The community-oriented policing literature offers yet another, different role model for the modern police officer. Rather than public administrator/state agent or "citizen agent," the new dialogue on community-oriented policing highlights the potential role of the police officer as "community leader". Crothers and Vinzant (1996) present a model of community-based policing wherein police officers function in the role of "street-level leader". A central premise of the model is the notion that "police officers need to exercise more discretion rather than less" (p. 1170). The anecdotal literature on community-oriented policing likewise stresses the importance of developing the role of the police officer as a "community leader".

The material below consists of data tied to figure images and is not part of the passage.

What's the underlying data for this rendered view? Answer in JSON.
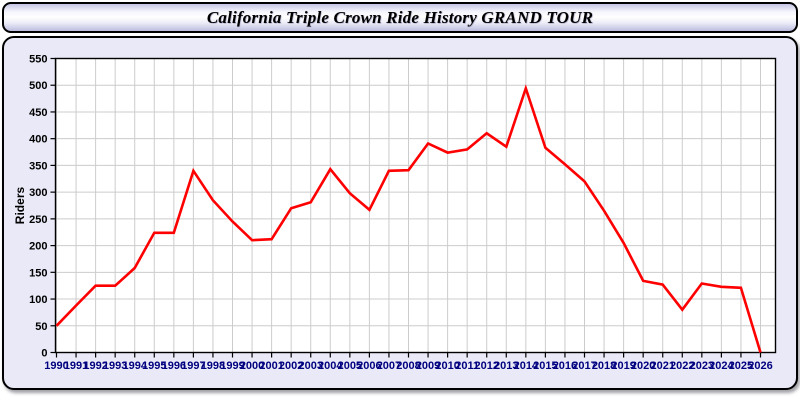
{
  "header": {
    "title": "California Triple Crown Ride History GRAND TOUR"
  },
  "chart_data": {
    "type": "line",
    "title": "California Triple Crown Ride History GRAND TOUR",
    "xlabel": "",
    "ylabel": "Riders",
    "x": [
      1990,
      1991,
      1992,
      1993,
      1994,
      1995,
      1996,
      1997,
      1998,
      1999,
      2000,
      2001,
      2002,
      2003,
      2004,
      2005,
      2006,
      2007,
      2008,
      2009,
      2010,
      2011,
      2012,
      2013,
      2014,
      2015,
      2016,
      2017,
      2018,
      2019,
      2020,
      2021,
      2022,
      2023,
      2024,
      2025,
      2026
    ],
    "values": [
      50,
      88,
      125,
      125,
      158,
      224,
      224,
      340,
      285,
      245,
      210,
      212,
      270,
      281,
      343,
      298,
      267,
      340,
      341,
      391,
      374,
      380,
      410,
      385,
      494,
      383,
      352,
      320,
      265,
      205,
      134,
      127,
      80,
      129,
      123,
      121,
      0
    ],
    "ylim": [
      0,
      550
    ],
    "ytick_step": 50,
    "grid": true,
    "legend_position": "none",
    "colors": {
      "line": "#ff0000",
      "plot_background": "#ffffff",
      "panel_background": "#e9e9f7",
      "gridline": "#cccccc",
      "axis": "#000000",
      "x_tick_labels": "#000080",
      "y_tick_labels": "#000000"
    }
  }
}
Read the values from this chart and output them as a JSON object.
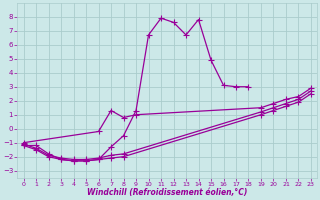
{
  "bg_color": "#cce8e8",
  "grid_color": "#aacccc",
  "line_color": "#990099",
  "marker": "+",
  "markersize": 4,
  "linewidth": 0.9,
  "xlabel": "Windchill (Refroidissement éolien,°C)",
  "xlim": [
    -0.5,
    23.5
  ],
  "ylim": [
    -3.5,
    9.0
  ],
  "xticks": [
    0,
    1,
    2,
    3,
    4,
    5,
    6,
    7,
    8,
    9,
    10,
    11,
    12,
    13,
    14,
    15,
    16,
    17,
    18,
    19,
    20,
    21,
    22,
    23
  ],
  "yticks": [
    -3,
    -2,
    -1,
    0,
    1,
    2,
    3,
    4,
    5,
    6,
    7,
    8
  ],
  "series1_x": [
    0,
    1,
    2,
    3,
    4,
    5,
    6,
    7,
    8,
    9,
    10,
    11,
    12,
    13,
    14,
    15,
    16,
    17,
    18
  ],
  "series1_y": [
    -1.2,
    -1.2,
    -1.8,
    -2.2,
    -2.3,
    -2.3,
    -2.2,
    -1.3,
    -0.5,
    1.3,
    6.7,
    7.9,
    7.6,
    6.7,
    7.8,
    4.9,
    3.1,
    3.0,
    3.0
  ],
  "series2_x": [
    0,
    1,
    2,
    3,
    4,
    5,
    6,
    7,
    8,
    19,
    20,
    21,
    22,
    23
  ],
  "series2_y": [
    -1.2,
    -1.5,
    -2.0,
    -2.2,
    -2.3,
    -2.3,
    -2.2,
    -2.1,
    -2.0,
    1.0,
    1.3,
    1.6,
    1.9,
    2.5
  ],
  "series3_x": [
    0,
    1,
    2,
    3,
    4,
    5,
    6,
    7,
    8,
    19,
    20,
    21,
    22,
    23
  ],
  "series3_y": [
    -1.1,
    -1.4,
    -1.9,
    -2.1,
    -2.2,
    -2.2,
    -2.1,
    -1.9,
    -1.8,
    1.2,
    1.5,
    1.8,
    2.1,
    2.7
  ],
  "series4_x": [
    0,
    6,
    7,
    8,
    9,
    19,
    20,
    21,
    22,
    23
  ],
  "series4_y": [
    -1.0,
    -0.2,
    1.3,
    0.8,
    1.0,
    1.5,
    1.8,
    2.1,
    2.3,
    2.9
  ]
}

The conceptualization of the police officer's role as that of a street-level community leader may provide for a reconciliation of the dilemmas posed by officers' use of discretion and the inevitability of discretion in police work. Moreover, by conceptualizing the police officer as a community leader rather than as a public administrator, we can allow that police officers' role will encompass more than just the narrowly-defined objectives of law enforcement (which can arguably be fairly well constrained and delimitated by administrative law) and extend to the important roles of order maintenance and complex service provision.